Erneuerung über Zerstörung?

So konkret die ersten Eindrücke sind, die man von dieser Mammutausstellung gewinnt, so realistisch die einzelnen Szenarien wirken, die Aussagen wandern ab ins Ungefähre. Mensch, Tier, Umwelt, Bakterien – das alles wird sich nivellieren, am Ende nur eine dystopische Landschaft bleiben, so das Resümee. Das auch seine komischen Seiten hat. So gewährt der Österreicher Thomas Feuerstein Einblick in ein gewaltiges Laboratorium, das er zur Probe auch schon im Berliner Haus am Lützowplatz aufgebaut hatte. In gewaltigen Kolben sprudeln Flüssigkeiten, einen Marmor-Prometheus zersetzen Bakterien, die destilliert wiederum zur Grundlage ein alkoholischen Getränks werden.

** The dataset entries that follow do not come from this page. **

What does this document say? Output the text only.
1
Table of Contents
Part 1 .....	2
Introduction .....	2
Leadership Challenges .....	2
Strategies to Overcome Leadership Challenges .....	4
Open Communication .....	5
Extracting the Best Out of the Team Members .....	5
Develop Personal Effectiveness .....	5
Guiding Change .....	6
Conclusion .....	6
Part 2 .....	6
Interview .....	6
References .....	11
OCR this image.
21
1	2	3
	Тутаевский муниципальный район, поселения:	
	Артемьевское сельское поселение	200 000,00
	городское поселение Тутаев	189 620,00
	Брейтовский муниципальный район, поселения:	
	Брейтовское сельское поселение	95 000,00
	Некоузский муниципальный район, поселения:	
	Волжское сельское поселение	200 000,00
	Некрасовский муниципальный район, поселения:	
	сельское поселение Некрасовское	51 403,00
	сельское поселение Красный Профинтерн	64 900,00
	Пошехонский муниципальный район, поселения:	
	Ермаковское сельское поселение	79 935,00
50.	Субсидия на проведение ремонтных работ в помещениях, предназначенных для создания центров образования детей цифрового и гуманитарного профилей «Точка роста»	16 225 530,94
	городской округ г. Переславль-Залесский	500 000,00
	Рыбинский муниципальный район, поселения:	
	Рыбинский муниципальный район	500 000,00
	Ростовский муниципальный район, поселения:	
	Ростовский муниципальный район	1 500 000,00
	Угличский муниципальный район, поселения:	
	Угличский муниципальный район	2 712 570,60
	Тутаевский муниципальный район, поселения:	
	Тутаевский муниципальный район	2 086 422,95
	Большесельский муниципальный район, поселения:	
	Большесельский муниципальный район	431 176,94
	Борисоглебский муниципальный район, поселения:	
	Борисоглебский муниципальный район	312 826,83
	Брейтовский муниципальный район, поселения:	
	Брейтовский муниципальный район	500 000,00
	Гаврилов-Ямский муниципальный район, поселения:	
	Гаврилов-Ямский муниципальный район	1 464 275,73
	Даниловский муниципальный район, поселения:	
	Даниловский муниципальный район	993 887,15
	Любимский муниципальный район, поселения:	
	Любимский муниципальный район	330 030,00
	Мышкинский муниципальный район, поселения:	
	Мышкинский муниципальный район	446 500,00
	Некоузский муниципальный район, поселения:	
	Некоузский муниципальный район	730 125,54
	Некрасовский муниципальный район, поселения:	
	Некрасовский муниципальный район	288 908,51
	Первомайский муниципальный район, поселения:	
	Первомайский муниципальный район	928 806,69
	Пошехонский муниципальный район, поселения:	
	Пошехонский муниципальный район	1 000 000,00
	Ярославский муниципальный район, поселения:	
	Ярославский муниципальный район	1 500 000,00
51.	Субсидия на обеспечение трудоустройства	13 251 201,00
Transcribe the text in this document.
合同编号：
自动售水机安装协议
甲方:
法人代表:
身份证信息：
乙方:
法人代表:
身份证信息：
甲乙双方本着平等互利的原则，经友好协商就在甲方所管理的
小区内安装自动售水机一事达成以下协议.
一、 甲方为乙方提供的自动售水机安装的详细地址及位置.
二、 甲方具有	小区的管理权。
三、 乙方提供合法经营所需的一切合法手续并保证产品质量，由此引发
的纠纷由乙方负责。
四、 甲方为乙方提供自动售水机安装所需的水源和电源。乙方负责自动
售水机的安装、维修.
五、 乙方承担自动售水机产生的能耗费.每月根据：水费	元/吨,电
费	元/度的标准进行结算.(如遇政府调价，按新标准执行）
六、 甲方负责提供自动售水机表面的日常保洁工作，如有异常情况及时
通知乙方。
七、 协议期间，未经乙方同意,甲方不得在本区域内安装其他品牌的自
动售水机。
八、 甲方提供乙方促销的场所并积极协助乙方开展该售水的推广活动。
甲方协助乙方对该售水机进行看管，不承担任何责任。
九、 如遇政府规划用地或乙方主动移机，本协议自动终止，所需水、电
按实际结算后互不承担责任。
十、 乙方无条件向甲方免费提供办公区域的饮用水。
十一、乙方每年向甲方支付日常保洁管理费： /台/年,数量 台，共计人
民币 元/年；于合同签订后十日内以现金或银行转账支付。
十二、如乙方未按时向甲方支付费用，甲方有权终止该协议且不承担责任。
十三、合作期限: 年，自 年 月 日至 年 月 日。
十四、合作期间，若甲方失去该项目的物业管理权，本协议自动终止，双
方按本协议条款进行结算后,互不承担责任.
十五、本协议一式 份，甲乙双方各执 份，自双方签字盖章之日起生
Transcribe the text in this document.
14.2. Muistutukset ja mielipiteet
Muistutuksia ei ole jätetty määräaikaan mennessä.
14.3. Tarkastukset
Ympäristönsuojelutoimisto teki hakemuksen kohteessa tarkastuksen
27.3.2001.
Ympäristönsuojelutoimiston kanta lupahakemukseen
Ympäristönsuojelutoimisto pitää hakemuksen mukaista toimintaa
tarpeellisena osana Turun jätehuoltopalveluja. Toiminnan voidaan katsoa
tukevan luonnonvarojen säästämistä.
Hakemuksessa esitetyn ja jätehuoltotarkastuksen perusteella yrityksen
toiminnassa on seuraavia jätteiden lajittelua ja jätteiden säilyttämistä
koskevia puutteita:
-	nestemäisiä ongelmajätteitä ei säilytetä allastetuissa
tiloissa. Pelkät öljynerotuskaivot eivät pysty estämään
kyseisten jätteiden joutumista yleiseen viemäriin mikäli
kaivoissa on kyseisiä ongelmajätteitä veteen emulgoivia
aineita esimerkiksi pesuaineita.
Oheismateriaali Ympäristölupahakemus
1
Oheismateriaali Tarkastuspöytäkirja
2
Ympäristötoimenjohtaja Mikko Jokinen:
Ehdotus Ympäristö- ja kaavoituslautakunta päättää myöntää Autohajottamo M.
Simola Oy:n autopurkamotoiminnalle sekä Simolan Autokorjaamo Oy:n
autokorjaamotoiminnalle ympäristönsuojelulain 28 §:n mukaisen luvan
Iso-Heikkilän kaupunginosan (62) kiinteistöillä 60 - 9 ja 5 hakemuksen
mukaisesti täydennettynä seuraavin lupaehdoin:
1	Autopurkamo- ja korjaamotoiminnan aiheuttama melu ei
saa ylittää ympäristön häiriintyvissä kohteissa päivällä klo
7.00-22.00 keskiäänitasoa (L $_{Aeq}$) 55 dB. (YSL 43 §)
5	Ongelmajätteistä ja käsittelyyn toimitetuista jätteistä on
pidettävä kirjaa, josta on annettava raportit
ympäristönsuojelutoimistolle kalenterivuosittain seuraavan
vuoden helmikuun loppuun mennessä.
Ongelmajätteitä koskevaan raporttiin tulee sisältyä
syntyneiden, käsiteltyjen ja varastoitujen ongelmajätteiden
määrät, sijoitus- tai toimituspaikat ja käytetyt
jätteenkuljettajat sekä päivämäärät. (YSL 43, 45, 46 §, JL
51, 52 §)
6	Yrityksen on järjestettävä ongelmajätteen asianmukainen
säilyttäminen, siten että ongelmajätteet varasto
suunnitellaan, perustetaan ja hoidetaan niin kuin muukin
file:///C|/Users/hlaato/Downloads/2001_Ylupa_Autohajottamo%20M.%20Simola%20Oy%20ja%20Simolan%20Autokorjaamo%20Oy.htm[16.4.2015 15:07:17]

Sein Sci-Fi-Szenario trifft sich überraschend mit dem Werk Gustav Metzgers, dem Erfinder der auto-destruktiven Kunst. Der vor zwei Jahren in London verstorbene Künstler, der 1939 als Kind vor den Nazis nach London entkam, glaubte an die kreativen Erneuerungskräfte über den Umweg der Zerstörung. Die Farben seiner flüssigen Kristalle, die immer wieder anders per Diaprojektor an die Wand geworfen werden, haben sich inzwischen fast verflüchtigt, wie ein verklingender Gesang an die Schönheit und ihre fatale Nähe zum Grauen.

Auf die Beklommenheit antwortet auf der anderen Seite der Halle der Performer Abraham Poincheval, der als Wanderer den Wolkenhimmel erkundet – mit Bergstiefeln, Feldstecher und Mundharmonika. Auch hier gibt es das sich verflüchtigende Nichts. Nur besteht es aus Wasser.